El pelo negro, siempre recogido en una metódica trenza, perfume de vainilla, barra de labios rosa como corresponde a toda buena chica, ojos azules límpidos y claros como un lago formado al pie de la montaña.
Lencería blanca.
Era de esperar.
Su vecina es universitaria, se marcha a las seis y media de la mañana de lunes a jueves a la facultad, donaire de chiquilla exótica consciente de que su inocencia y sonrisa generosamente regalada enganchan a cualquiera.
Los viernes sin embargo sale a las doce. Puede espiarla a cada descuido de su esposa a través de la ventana, mientras su vecina paladea una tostada de mermelada de albaricoque y un vaso de leche manchada -pues es bien sabido que las niñas no toman café-.
Su esposa -bien sabe Dios cuánto la quiere- trabaja en el Ayuntamiento. Algún martes o miércoles por la tarde tiene reunión rural del partido político que no ha votado y que le da de comer, y entonces ella coge el Opel granate del garaje y desaparece hasta bien entrada la noche o hasta el día siguiente.
Hoy es una de esas tardes, de esas magníficas tardes en las que su esposa no está. No es que no la eche de menos durante su ausencia, sino que más bien aún sigue vivo dentro de él el fuego de las pasiones no del todo extinto.
Llama a la puerta de al lado y su vecina, complacida, le abre la puerta.
- Voy a hacerte el amor una sola vez -le dice a su vecina- una sola vez. No puedo arriesgarme y que mi esposa sospeche cuando le mienta una y otra vez a razón de haber cometido la imprudencia de merodear por esta casa más veces de lo habitual. Pero esta vez, esta única vez es nuestra.
Y su vecina cierra la puerta tras él y se entregan a la pasión del algodón, a los colores del arco iris, a la espiral eternamente azul.
Su vecina tiene novio, pero éste no suele visitarla con mucha frecuencia. Ella llora a diario, por la noche, cuando nadie la ve y maldice a las parejas que pasan frente a su puerta por que ellas son felices, y ella es novia de un hombre ausente.
Cuando han terminado, le hace prometer a su vecina que nunca le hablará a su esposa de su encuentro furtivo.
-Ahora tendremos un secreto compartido. Jamás volveremos a hacer el amor, pero una única ocasión basta para que sea eterno el recuerdo.
Y él besa a su mujer cuando ésta llega a casa. Le habla como siempre, la trata como siempre y se acuesta con ella, como siempre.
Pero su mujer lee más allá de la rutina, de la costumbre, de las sonrisas vacías. Y aunque el perfume de vainilla es imperceptible en la piel de su marido, puede olerlo a kilómetros de distancia. Nada más abrir la puerta de casa le golpea como un hedor insoportable.

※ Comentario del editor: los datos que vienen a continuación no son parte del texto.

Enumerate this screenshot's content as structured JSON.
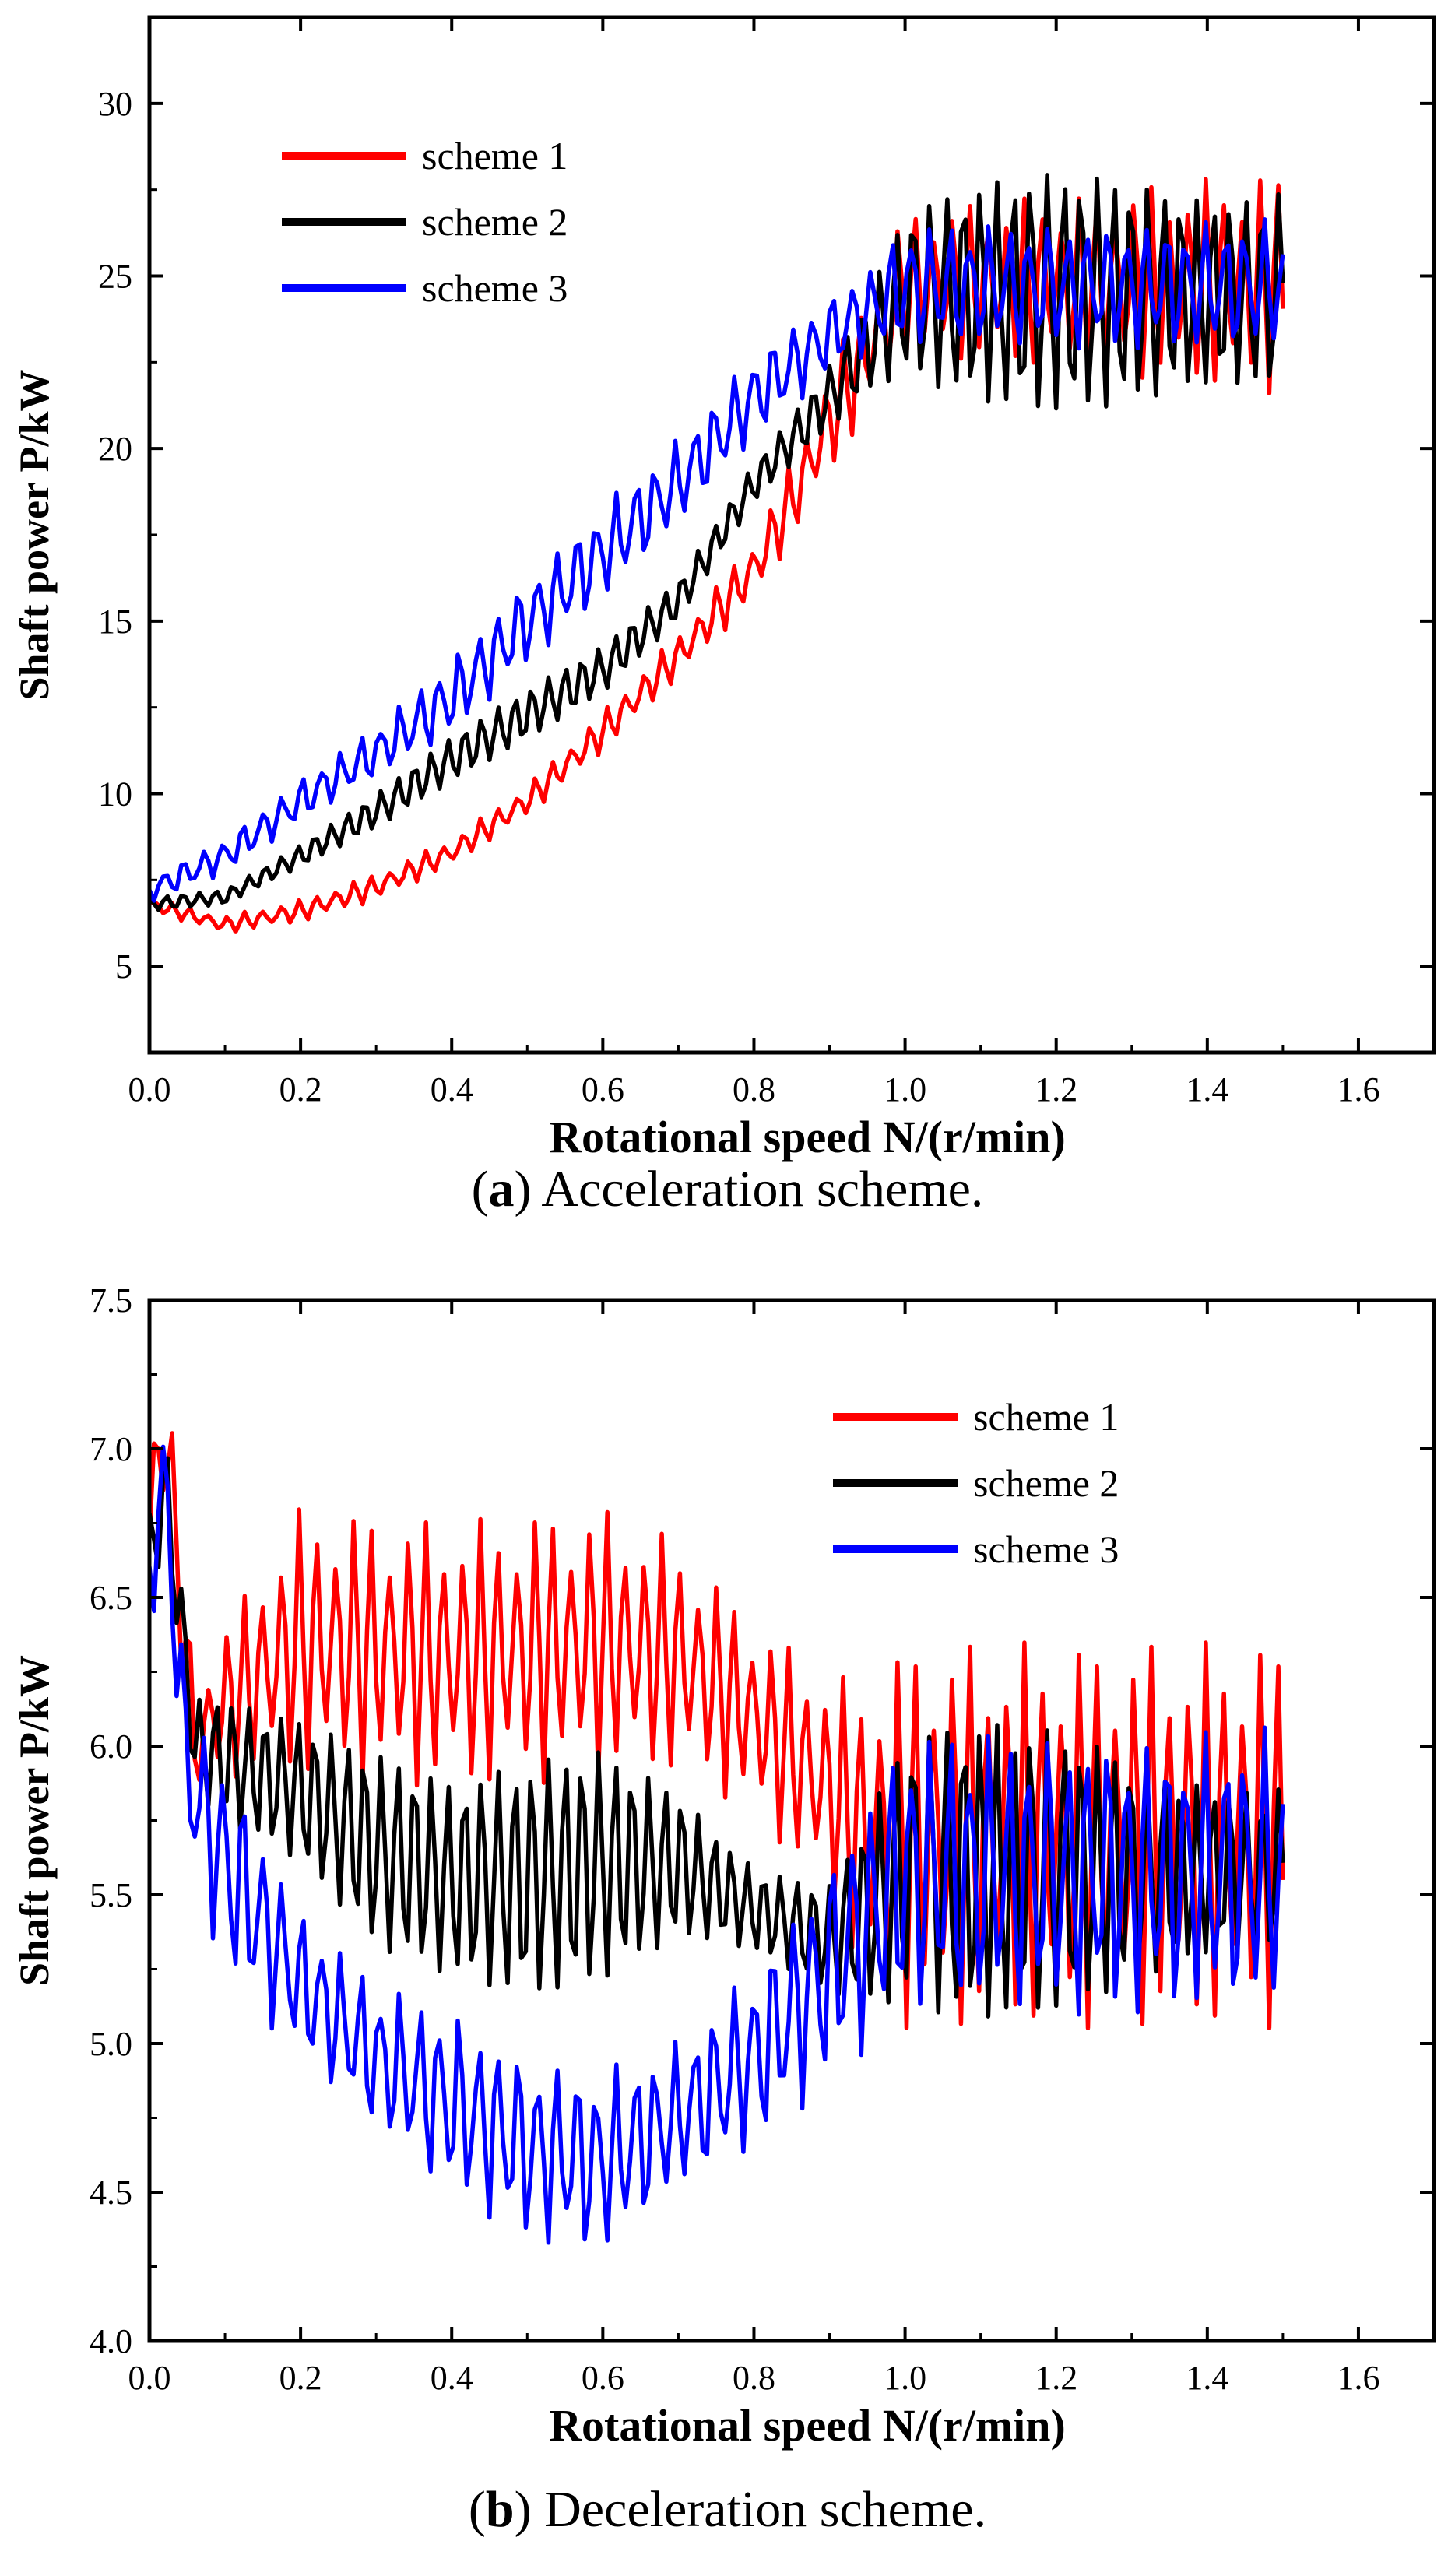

Ella nada dice. Trata de mantener la normalidad a la par de que intenta conseguir por todos los medios, de forma sutil, que su marido se sienta culpable y confiese.
Pero su marido no confiesa y su vida se convierte en un engaño.

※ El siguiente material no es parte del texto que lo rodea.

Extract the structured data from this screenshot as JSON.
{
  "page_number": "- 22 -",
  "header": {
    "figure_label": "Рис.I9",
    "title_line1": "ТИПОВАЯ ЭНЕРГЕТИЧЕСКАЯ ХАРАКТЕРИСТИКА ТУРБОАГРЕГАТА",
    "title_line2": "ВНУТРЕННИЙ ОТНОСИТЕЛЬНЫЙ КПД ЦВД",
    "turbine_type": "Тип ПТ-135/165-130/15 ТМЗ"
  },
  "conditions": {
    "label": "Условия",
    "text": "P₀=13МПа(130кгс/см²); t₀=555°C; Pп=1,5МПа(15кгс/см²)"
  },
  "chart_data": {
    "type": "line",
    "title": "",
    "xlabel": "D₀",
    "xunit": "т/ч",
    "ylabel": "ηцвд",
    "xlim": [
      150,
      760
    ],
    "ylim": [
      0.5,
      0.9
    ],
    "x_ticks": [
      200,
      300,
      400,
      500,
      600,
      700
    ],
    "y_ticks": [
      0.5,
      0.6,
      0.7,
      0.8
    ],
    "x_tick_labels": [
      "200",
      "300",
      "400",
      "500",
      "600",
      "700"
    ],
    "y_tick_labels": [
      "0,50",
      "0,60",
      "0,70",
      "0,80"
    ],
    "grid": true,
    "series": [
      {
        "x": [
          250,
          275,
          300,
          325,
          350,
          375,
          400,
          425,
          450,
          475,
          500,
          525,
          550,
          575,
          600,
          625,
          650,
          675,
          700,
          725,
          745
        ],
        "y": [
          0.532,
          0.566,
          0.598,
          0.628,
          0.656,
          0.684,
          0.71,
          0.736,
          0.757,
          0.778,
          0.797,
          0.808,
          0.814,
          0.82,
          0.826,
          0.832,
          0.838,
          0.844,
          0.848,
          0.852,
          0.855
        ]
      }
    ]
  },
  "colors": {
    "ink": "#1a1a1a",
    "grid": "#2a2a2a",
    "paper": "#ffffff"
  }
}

Al pasar junto a la puerta de su vecina, la mujer nota un halo que la hace estremecer.
Sin saber a qué impulso inconsciente le hace caso, introduce toda su ropa de color en lejía y no descansa hasta que todas sus prendas se han vuelto blancas.
Ella nota un brillo en los ojos de su marido, la sonrisa cómplice de su vecina cuando ellos, traidores, intercambian una mirada.
Casi no se nota. Casi.
Y la mujer cada vez se pone más enferma. Cada vez le cuesta más olvidar. Cada vez más se desespera.
Y un día, su marido la encuentra ahorcada en la puerta de su dormitorio compartido, y una nota que dice:
Bajo el conocimiento de la traición, toda traición se revela por sí misma. La explicación no pedida: la traición más manifiesta.
Su mujer se ha quitado la vida con un arco iris.